Undine Review

Undine is a 2020 drama/fantasy about a woman reeling from a breakup who finds a new love that has the potential to change her existence.

We start right in the middle of a breakup at a Berlin cafe seeing Undine Wibeau (Paula Beer) process what is happening. The love of her life, Johannes (Jacob Matschenz) has decided to end things with the museum historian, seemingly starting up with another woman during his relationship with Undine. He has betrayed her, and as an “undine”— she must kill him for his transgressions and return to where she came from.

Undine’s task takes a turn when she comes across Christoph (Franz Rogowski). There is something fated, like Christoph came in search of Undine prompted by outside forces. No matter how they found each other, the two grow together quickly and Undine is engorged in a new love for Christoph. Whether this lasts or not is anyone’s guess.

One would be forgiven if they are not knowledgeable of the mythology concerning Undine, for it is not as known widely as the more legendary figures found in Greek and Norse mythology. Coming from German mythology, an undine is frequently depicted as an ageless, God-like female being tied to the water, often in search of love on Earth. They can inhabit a female body, and if they find their special someone, they lose much of their God-like status but in return, receive an immortal soul. However, should their special someone run astray and commit infidelity, they have no choice but to kill their lover and return to the sea for good.

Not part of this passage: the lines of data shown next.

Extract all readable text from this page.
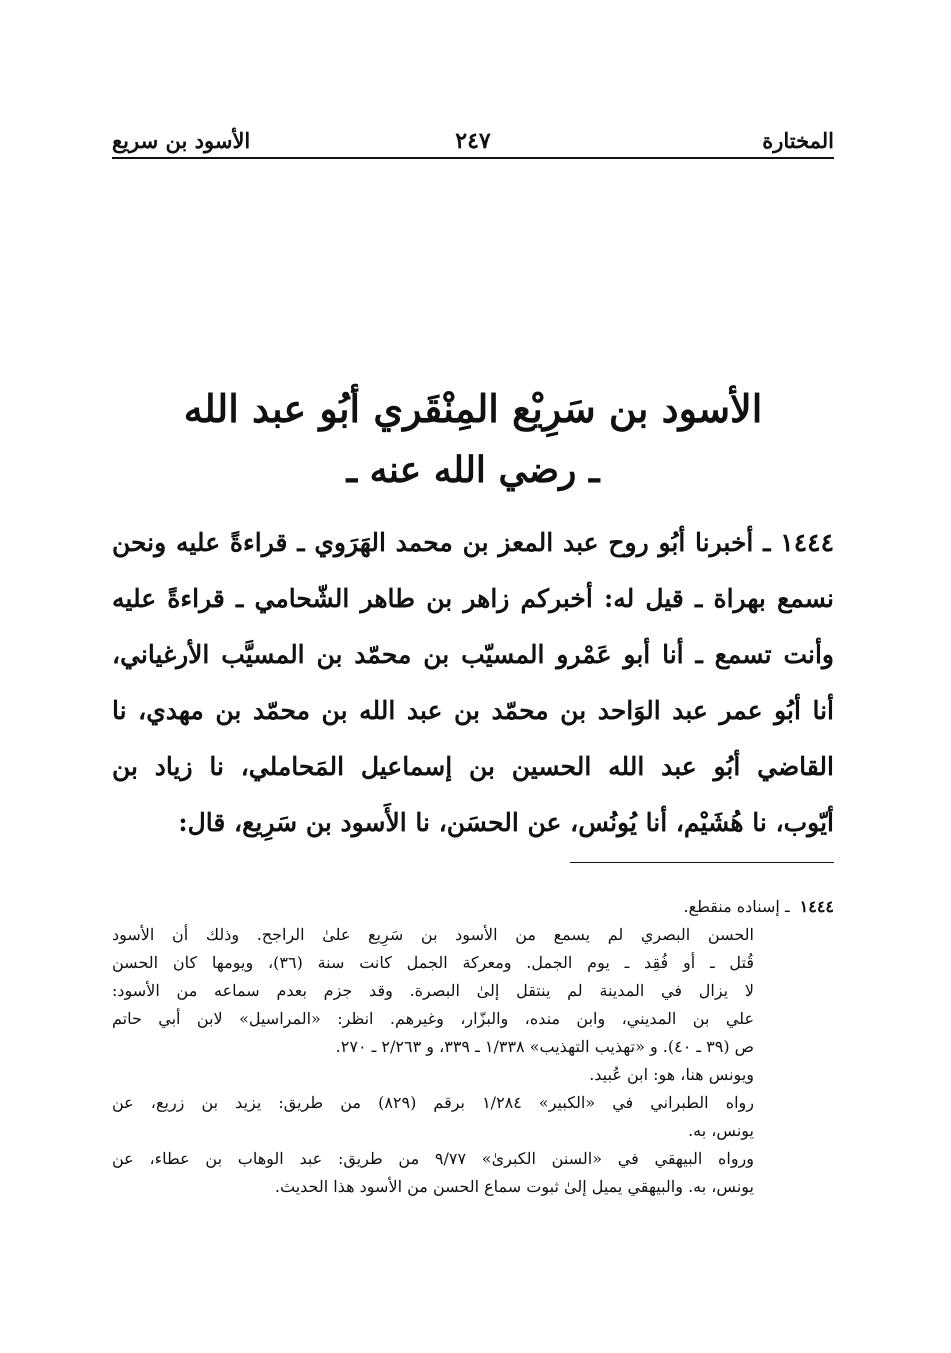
المختارة
٢٤٧
الأسود بن سريع
الأسود بن سَرِيْع المِنْقَري أبُو عبد الله
ـ رضي الله عنه ـ
١٤٤٤ ـ أخبرنا أبُو روح عبد المعز بن محمد الهَرَوي ـ قراءةً عليه ونحن
نسمع بهراة ـ قيل له: أخبركم زاهر بن طاهر الشّحامي ـ قراءةً عليه
وأنت تسمع ـ أنا أبو عَمْرو المسيّب بن محمّد بن المسيَّب الأرغياني،
أنا أبُو عمر عبد الوَاحد بن محمّد بن عبد الله بن محمّد بن مهدي، نا
القاضي أبُو عبد الله الحسين بن إسماعيل المَحاملي، نا زياد بن
أيّوب، نا هُشَيْم، أنا يُونُس، عن الحسَن، نا الأَسود بن سَرِيع، قال:
١٤٤٤ـ إسناده منقطع.
الحسن البصري لم يسمع من الأسود بن سَرِيع علىٰ الراجح. وذلك أن الأسود
قُتل ـ أو فُقِد ـ يوم الجمل. ومعركة الجمل كانت سنة (٣٦)، ويومها كان الحسن
لا يزال في المدينة لم ينتقل إلىٰ البصرة. وقد جزم بعدم سماعه من الأسود:
علي بن المديني، وابن منده، والبزّار، وغيرهم. انظر: «المراسيل» لابن أبي حاتم
ص (٣٩ ـ ٤٠). و «تهذيب التهذيب» ١/٣٣٨ ـ ٣٣٩، و ٢/٢٦٣ ـ ٢٧٠.
ويونس هنا، هو: ابن عُبيد.
رواه الطبراني في «الكبير» ١/٢٨٤ برقم (٨٢٩) من طريق: يزيد بن زريع، عن
يونس، به.
ورواه البيهقي في «السنن الكبرىٰ» ٩/٧٧ من طريق: عبد الوهاب بن عطاء، عن
يونس، به. والبيهقي يميل إلىٰ ثبوت سماع الحسن من الأسود هذا الحديث.
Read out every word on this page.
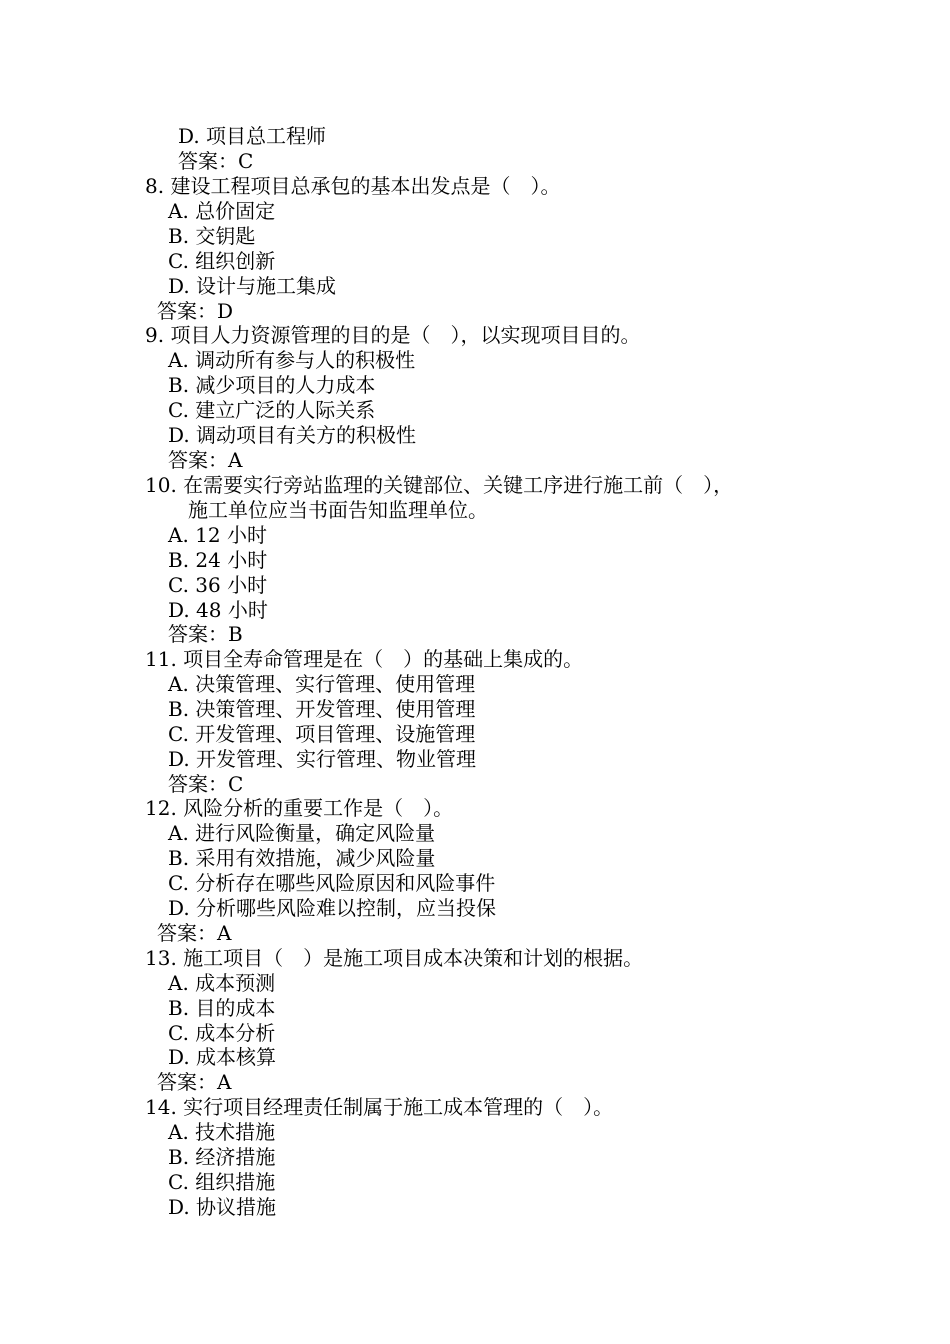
D. 项目总工程师
答案：C
8. 建设工程项目总承包的基本出发点是（　）。
A. 总价固定
B. 交钥匙
C. 组织创新
D. 设计与施工集成
答案：D
9. 项目人力资源管理的目的是（　），以实现项目目的。
A. 调动所有参与人的积极性
B. 减少项目的人力成本
C. 建立广泛的人际关系
D. 调动项目有关方的积极性
答案：A
10. 在需要实行旁站监理的关键部位、关键工序进行施工前（　），
施工单位应当书面告知监理单位。
A. 12 小时
B. 24 小时
C. 36 小时
D. 48 小时
答案：B
11. 项目全寿命管理是在（　）的基础上集成的。
A. 决策管理、实行管理、使用管理
B. 决策管理、开发管理、使用管理
C. 开发管理、项目管理、设施管理
D. 开发管理、实行管理、物业管理
答案：C
12. 风险分析的重要工作是（　）。
A. 进行风险衡量，确定风险量
B. 采用有效措施，减少风险量
C. 分析存在哪些风险原因和风险事件
D. 分析哪些风险难以控制，应当投保
答案：A
13. 施工项目（　）是施工项目成本决策和计划的根据。
A. 成本预测
B. 目的成本
C. 成本分析
D. 成本核算
答案：A
14. 实行项目经理责任制属于施工成本管理的（　）。
A. 技术措施
B. 经济措施
C. 组织措施
D. 协议措施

Lot to take in from a story perspective, right? Famed German writer/director Christian Petzold doesn’t care, and do not expect any detail on an undine’s “Who”/”What”/”Where”/”When”/”Why”/”How”; Petzold somewhat expects his viewers to know a bit of history on it coming in. Early on it is jarring but take solace in the idea as the runtime moves along that this is merely a story with a few fantastical elements and not a complete fantasy. Here, Petzold simply enjoys writing a beautiful love story, one that emerges from the brink of emotional turmoil. On a base level, he seems to say two things. One? Love is available to anyone at any time if we keep our hearts open to receiving it, even in times of intense heartbreak. Two? To quote Rick Deckard, “Sometimes to love someone, you gotta be a stranger.

Using water as both a metaphor and setting, Petzold’s Undine is most alive visually when he submerges viewers into the deep end. Whether that be many leagues under the sea in a diving expedition, dousing some characters after a hallway aquarium breaks, using a wide shot to envelop someone’s relationship to the ocean, or silently measuring a swimmer doing laps before action is taken, it is those scenes that give the movie a pristine, meditative, Shape of Waterlike spiritual bend, without the fishy stuff.

Lame double entendre aside, Undine is centered firmly around Beer. Her façade is the one fixated on as we enter the movie, and the one that sticks with us after conclusion. The work Beer (as well as her early tag-team partner Matschenz) puts out in the first five minutes on screen should not go unnoticed, for it takes a high level of skill and command to draw an audience in immediately into a relationship and its dissolution that we really know nothing about. Beer’s second tag-team partner in Rogowski provides a dose of levity, his character’s slight awkwardness wrapped within a legitimately pleasing personality.

Irregular in story source material but very familiar thematically, Undine uses its lightly known mythology to provide a different ebb and flow to a traditional love triangle. Does it always make the cleanest sense? No, and neither does love, which makes its murkiness pretty fitting.